“Be content with what you have; rejoice in the way things are. When you realize there is nothing lacking, the whole world belongs to you.” – Lao Tzu, 600 BCE
Canadian Thanksgiving is almost upon us and now is the perfect time of the year to reflect on everything good in our lives. Gratitude is a beautiful thing. It teaches us how abundant our lives are even on our worst days. The more we acknowledge the good things we have in our lives, the more good we will attract. Some days we find ourselves smiling while walking down the street because we are embodying that gratitude and feel it deep in our bones and hearts. Other days, maybe not so much- but the more often we can begin to shift to that grateful space the happier and more fulfilled we’ll feel.
We’re all capable of being happy, and feeling happiness. We just need to make decisions that will lead to positive changes and actions, and be grateful for what and who we have in our lives. The more time we spend fostering positive relationships with ourselves and others, and reflecting on how amazing those people and our lives are, the happier we will become.
“Do not spoil what you have by desiring what you have not; remember that what you now have was once among the things you only hoped for.” – Epicurus, 300 BCE
Among many other studies with similar results, a 2011 study published in The Journal of Positive Psychology found that grateful adults have a higher sense of well-being than their ungrateful counterparts. This was true regardless of age, gender, marital status, or personality type. A study published in the Journal of Alternative Complementary Medicine (JACM) also found that gratitude is linked to decreased symptoms of depression and increased feelings of happiness.

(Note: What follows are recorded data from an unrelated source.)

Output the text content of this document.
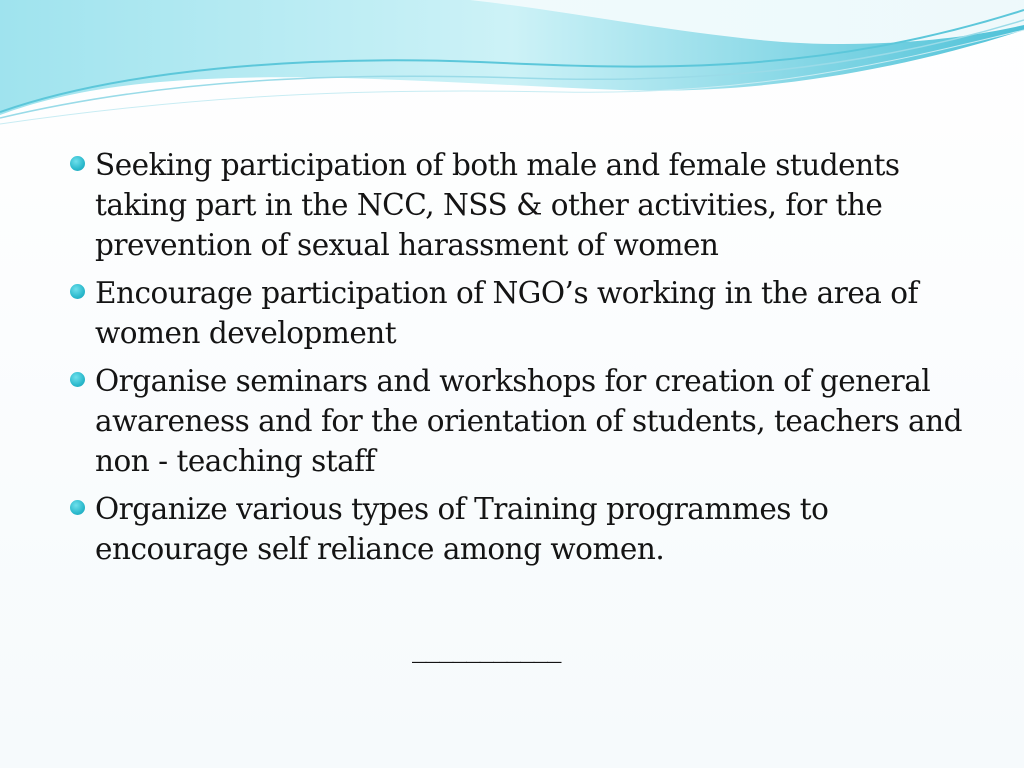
Seeking participation of both male and female students taking part in the NCC, NSS & other activities, for the prevention of sexual harassment of women
Encourage participation of NGO’s working in the area of women development
Organise seminars and workshops for creation of general awareness and for the orientation of students, teachers and non - teaching staff
Organize various types of Training programmes to encourage self reliance among women.
___________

Stress hormones wreak havoc on our bodies and minds, so gratitude exercises may be an essential part of a healthy lifestyle. The JACM study linked above also found that gratitude is correlated with reduced feelings of stress, which plays a large roll in overall wellbeing. Research published in the Journal of Happiness Studies in 2015 found that people who consciously cultivated gratitude were less affected by daily stress than those who didn’t have a practice.
Improve Sleep Quality
Studies published in the Journal of Health Psychology and Applied Psychology: Health and Well-Being both linked gratitude-boosting practices, like writing down three things you’re grateful for every day, to better sleep. It makes sense, because when we realize all we have to be grateful for, we worry less about the silly things that keep us up at night.
Re-ignites a Sense of Purpose
Feeling burnt out at work? For a 2011 study published in Educational Psychology researchers had school teachers regularly practice counting their blessings for several weeks in a row. The findings: participants benefited from increased levels of satisfaction in life and sense of personal accomplishment as well as decreased levels of emotional exhaustion and sense of detachment.
Gratitude is an integral feature of healthy relationships. Personality and Social Psychology Bulletin published a study that found gratitude was part of a self-re-inforcing upward spiral among couples. Partners feel grateful when their counterpart is responsive and puts effort into maintaining the relationship, and in turn, this sense of gratitude motivates them to reciprocate. Perhaps this effect underlies the finding of study published in the Journal of Research in Personality that gratitude leads to higher levels of perceived social support.
Motivates Social Responsibility
In 2007 a study published in the Journal of Business Ethics found that more grateful corporate employees had a greater sense of responsibility about employee and societal issues. A study in Motivation and Emotion that focused on youth corroborated the finding that grateful people have a greater sense of social responsibility; the authors explain that feeling grateful may motivate young adults to give back to their neighborhood, community, and world. In turn, increased social integration enhanced these young adults’ feelings of gratitude. Much like the phenomenon described in close relationships above, this is another self-reinforcing upward spiral toward emotional and social well-being.
Helps Us Overcome Ego
In yoga, the ego is a constant barrier. A study published in Social Psychological and Personality Science found that gratitude and humility go hand-in-hand. Researchers found that gratitude-enhancing exercises left participants less focused on themselves and more aware of the value of others.
In the challenging phases of life, gratitude may help us cope. The Journal of Happiness found that breast cancer patients who can scrape together feelings of gratitude tend to feel more positive emotions and less distress, and they tend to redirect the energy of trauma towards personal growth.
On a related note, when the time comes to leave this life, gratitude may help us come to terms with the transition. Researchers explained that when people re-examined their life events through the lens of gratitude they developed the sense that their life had been well-lived and seemed to become less fearful of death.
How to Develop a Regular Gratitude Practice
There is no end of craving. Hence contentment alone is the best way to happiness. Therefore, acquire contentment. ― Swami Sivananda, 1900’s
Start a personal challenge to practice gratitude everyday, it doesn’t need to be an overwhelming task- it could be as easy as simply taking a moment each day to notice something or someone whom you’re grateful for. This could then lead you to deeper practices, like writing a daily gratitude journal or incorporating thank-filled mantras into your morning meditation.
To begin recognize thatgratitude is being aware of the abundance in our lives.
Place your awareness on your heart
Ask yourself ‘What am I grateful for?’ and let the answers come from your gut. Trust your instincts, they’re usually always right.